James Bittner

Personal information
- Full name: James Mark Bittner
- Date of birth: 2 February 1982 (age 43)
- Place of birth: Devizes, England
- Position(s): Goalkeeper

Team information
- Current team: Bristol Rovers (goalkeeping coach)

Youth career
- 1995–2000: Swindon Town

Senior career*
- Years: Team / Apps / (Gls)
- 2000–2002: Fulham / 0 / (0)
- 2002: Bournemouth / 0 / (0)
- 2003: Queens Park Rangers / 0 / (0)
- 2003–2005: Exeter City / 42 / (0)
- 2005–2006: Torquay United / 0 / (0)
- 2006–2007: Woking / 12 / (0)
- 2007–2010: Salisbury City / 86 / (0)
- 2008: → Chippenham Town (loan) / 5 / (0)
- 2010–2012: Forest Green Rovers / 66 / (0)
- 2012–2013: Hereford United / 34 / (0)
- 2013: Newport County / 0 / (0)
- 2013–2014: Salisbury City / 7 / (0)
- 2014–2016: Plymouth Argyle / 2 / (0)
- 2016–2018: Newport County / 2 / (0)
- Total:  / 256 / (0)

Managerial career
- 2016: Newport County (joint caretaker)

= James Bittner =

English footballer

James Mark Bittner (born 2 February 1982) is an English former professional footballer who played as a goalkeeper. He is the goalkeeping coach at Bristol Rovers.

==Career==
Bittner signed for Fulham in 2000 from Swindon Town by then manager Jean Tigana and spent two years at the club.

After spending time at Bournemouth and Queens Park Rangers he signed for Exeter City, playing 42 times for the club. This was then followed by two injury-plagued years at Torquay United and Woking.

After recovering from a long-term shoulder injury Bittner then joined Salisbury City in 2007. He played 86 games in three seasons at the club. He was loaned out to Chippenham Town for a month in September 2007 for a month after recovering from a broken finger.

Bittner joined Forest Green Rovers in 2010 and was awarded with the Supporters Player of the Season trophy for his performances in his first season at The New Lawn. In May 2011, Bittner signed a new contract until the summer of 2013. He stated after signing the new contract: "I had a couple of offers but there was no chance of me leaving. The club is financially sound now and with the gaffer (Dave Hockaday) and the chairman (Dale Vince) on board – the future is really bright." Manager Hockaday added: "James is as good as there is in the league and I am delighted to have him on board."

Bittner left for Hereford United in 2012, making 42 appearances, before joining Newport County on a short-term contract. After leaving Newport, he returned to Salisbury for a second spell as player coach.

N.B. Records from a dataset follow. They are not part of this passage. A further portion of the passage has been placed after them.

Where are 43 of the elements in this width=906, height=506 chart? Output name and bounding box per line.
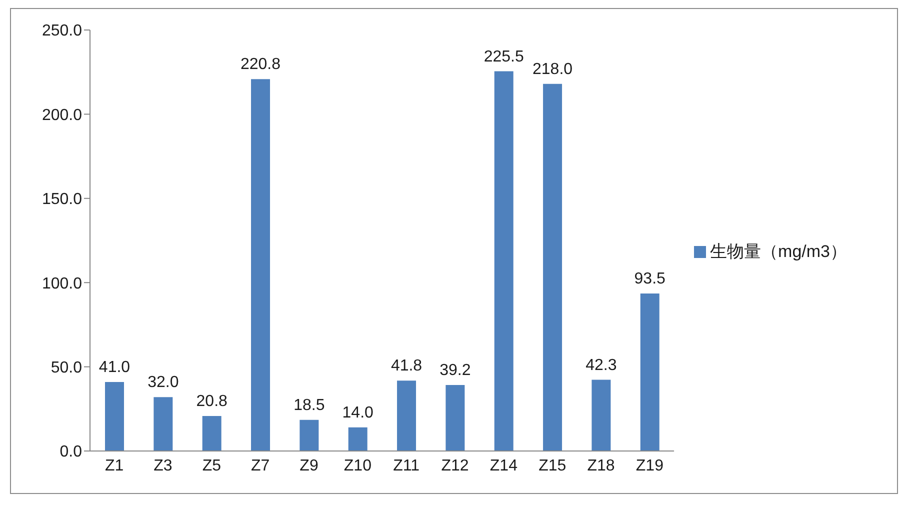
data-label: 41.8 xyxy=(390,358,422,375)
x-tick-label: Z18 xyxy=(587,457,615,474)
y-tick-label: 0.0 xyxy=(60,444,82,461)
data-label: 225.5 xyxy=(484,48,524,66)
bar xyxy=(446,384,465,451)
data-label: 20.8 xyxy=(196,392,228,410)
data-label: 93.5 xyxy=(634,270,666,288)
y-tick-label: 200.0 xyxy=(42,106,82,124)
y-tick-label: 250.0 xyxy=(42,22,82,40)
data-label: 32.0 xyxy=(148,374,179,392)
x-tick-label: Z12 xyxy=(441,457,469,474)
bar xyxy=(251,79,270,451)
data-label: 18.5 xyxy=(294,396,325,414)
y-tick-label: 50.0 xyxy=(50,359,82,376)
data-label: 218.0 xyxy=(532,60,573,78)
x-tick-label: Z7 xyxy=(251,457,270,474)
x-tick-label: Z11 xyxy=(393,457,420,474)
data-label: 39.2 xyxy=(440,362,471,379)
bar xyxy=(105,382,124,451)
x-tick-label: Z10 xyxy=(344,457,372,474)
data-label: 42.3 xyxy=(586,356,617,374)
bar xyxy=(348,427,368,451)
x-tick-label: Z19 xyxy=(636,457,664,474)
x-tick-label: Z14 xyxy=(490,457,518,474)
data-label: 220.8 xyxy=(240,56,281,74)
bar xyxy=(154,397,173,451)
data-label: 41.0 xyxy=(98,358,130,376)
bar xyxy=(202,416,222,451)
x-tick-label: Z9 xyxy=(300,457,318,474)
x-tick-label: Z1 xyxy=(105,457,124,474)
bar xyxy=(300,420,319,451)
x-tick-label: Z3 xyxy=(154,457,172,474)
bar xyxy=(494,71,514,451)
y-tick-label: 100.0 xyxy=(42,275,82,292)
bar xyxy=(397,380,416,451)
data-label: 14.0 xyxy=(342,404,374,422)
legend-label: 生物量（mg/m3） xyxy=(710,242,847,260)
bar xyxy=(543,84,562,451)
bar xyxy=(592,380,611,451)
bar xyxy=(640,294,660,451)
x-tick-label: Z5 xyxy=(202,457,222,474)
x-tick-label: Z15 xyxy=(538,457,566,474)
y-tick-label: 150.0 xyxy=(42,191,82,208)
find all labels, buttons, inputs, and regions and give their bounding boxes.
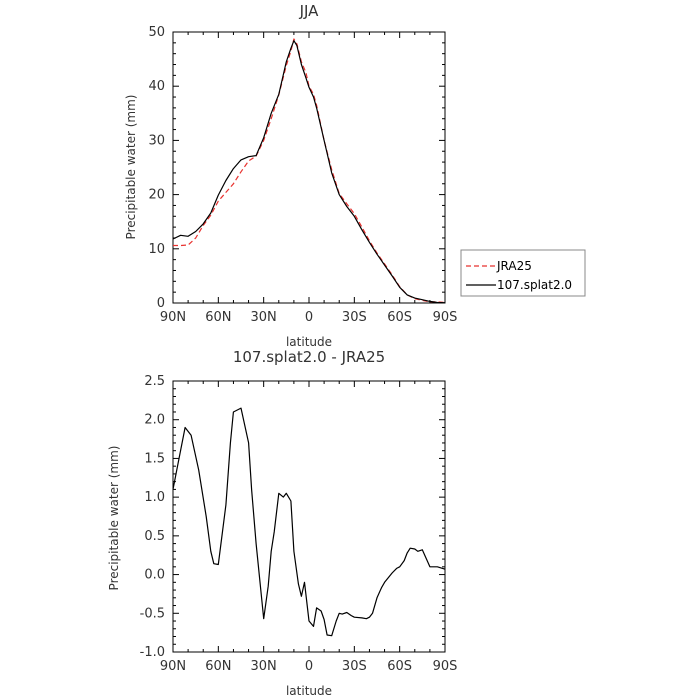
bottom-x-tick-label-3: 0	[305, 659, 313, 674]
bottom-y-tick-label-4: 1.0	[144, 490, 165, 505]
top-y-tick-label-0: 0	[157, 296, 165, 311]
top-x-tick-label-3: 0	[305, 310, 313, 325]
top-chart-title: JJA	[299, 2, 320, 20]
bottom-series-line-0	[172, 407, 446, 637]
top-chart-ylabel: Precipitable water (mm)	[124, 95, 138, 240]
bottom-x-tick-label-0: 90N	[160, 659, 186, 674]
bottom-x-tick-label-5: 60S	[387, 659, 412, 674]
top-x-tick-label-5: 60S	[387, 310, 412, 325]
top-y-tick-label-3: 30	[148, 133, 165, 148]
bottom-chart-title: 107.splat2.0 - JRA25	[233, 348, 385, 366]
top-y-tick-label-2: 20	[148, 188, 165, 203]
bottom-chart: 107.splat2.0 - JRA25 90N 60N 30N 0 30S 60S 90S…	[107, 348, 457, 698]
legend-label-jra25: JRA25	[496, 259, 532, 273]
top-x-tick-label-1: 60N	[205, 310, 231, 325]
bottom-y-tick-label-0: -1.0	[140, 645, 165, 660]
top-x-tick-label-0: 90N	[160, 310, 186, 325]
bottom-y-tick-label-3: 0.5	[144, 529, 165, 544]
top-series-line-1	[172, 40, 446, 304]
bottom-chart-ylabel: Precipitable water (mm)	[107, 446, 121, 591]
top-x-tick-label-4: 30S	[342, 310, 367, 325]
bottom-x-tick-label-4: 30S	[342, 659, 367, 674]
bottom-x-tick-label-2: 30N	[251, 659, 277, 674]
bottom-x-tick-label-6: 90S	[433, 659, 458, 674]
top-x-tick-label-2: 30N	[251, 310, 277, 325]
bottom-chart-xlabel: latitude	[286, 684, 332, 698]
top-chart-frame	[172, 31, 446, 304]
top-chart: JJA 90N 60N 30N 0 30S 60S 90S 0 10 20 30 40 50 Preci…	[124, 2, 457, 349]
bottom-y-tick-label-7: 2.5	[144, 374, 165, 389]
top-y-tick-label-4: 40	[148, 79, 165, 94]
bottom-y-tick-label-6: 2.0	[144, 413, 165, 428]
top-x-tick-label-6: 90S	[433, 310, 458, 325]
bottom-y-tick-label-5: 1.5	[144, 451, 165, 466]
top-y-tick-label-1: 10	[148, 242, 165, 257]
bottom-chart-frame	[172, 380, 446, 653]
bottom-y-tick-label-1: -0.5	[140, 606, 165, 621]
legend: JRA25 107.splat2.0	[460, 249, 586, 297]
bottom-y-tick-label-2: 0.0	[144, 568, 165, 583]
top-y-tick-label-5: 50	[148, 25, 165, 40]
legend-label-splat: 107.splat2.0	[497, 278, 572, 292]
top-series-line-0	[173, 38, 446, 304]
bottom-x-tick-label-1: 60N	[205, 659, 231, 674]
legend-box	[460, 249, 586, 297]
top-chart-xlabel: latitude	[286, 335, 332, 349]
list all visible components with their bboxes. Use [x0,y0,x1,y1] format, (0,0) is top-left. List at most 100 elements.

Bittner signed for Plymouth Argyle in July 2014 as second-choice goalkeeper behind Luke McCormick. Bittner made his Plymouth Argyle debut on 24 January 2015, replacing the injured McCormick at half time. The match ended in a 1–1 draw.

In July 2015 Bittner signed a new player/coach contract with Plymouth Argyle after agreeing to take the role of the club's new goalkeeper coach under new manager Derek Adams.

On 16 June 2016, Bittner re-joined Newport County as goalkeeper player/coach under manager Warren Feeney. When Feeney and his assistant manager Andy Todd were sacked on 28 September 2016, Bittner and fellow first team coach Sean McCarthy were named joint caretaker managers. Their only matches in charge were a 2–1 home defeat against Swansea City Under-23s in the EFL Trophy fixture on 4 October and a League Two 0–0 draw versus Colchester United on 8 October. Graham Westley was appointed team manager effective from 10 October 2016 with Dino Maamria his assistant manager and Mccarthy released by the club. Bittner made his debut for Newport County on 22 October versus Plymouth Argyle replacing Joe Day in the 36th minute when Day was sent off. Plymouth won the match 3–1 In June 2017 Bittner signed a one-year contract extension and he was released by Newport at the end of the 2017–18 season.

==Coaching career==
In July 2018 Bittner joined Reading as their under-23 goalkeeping coach. In October 2019 he was appointed the first-team goalkeeper coach of Reading. He then left the club in July 2022 after some changes were made to the coaching staff.

Bittner then joined Cheltenham Town as first team goalkeeper coach.

On 2 July 2024, Bittner followed former Cheltenham Town manager Darrell Clarke to Barnsley, joining the first-team coaching staff.

On 6 February 2025, Bittner joined fellow League One side Bristol Rovers as goalkeeping coach.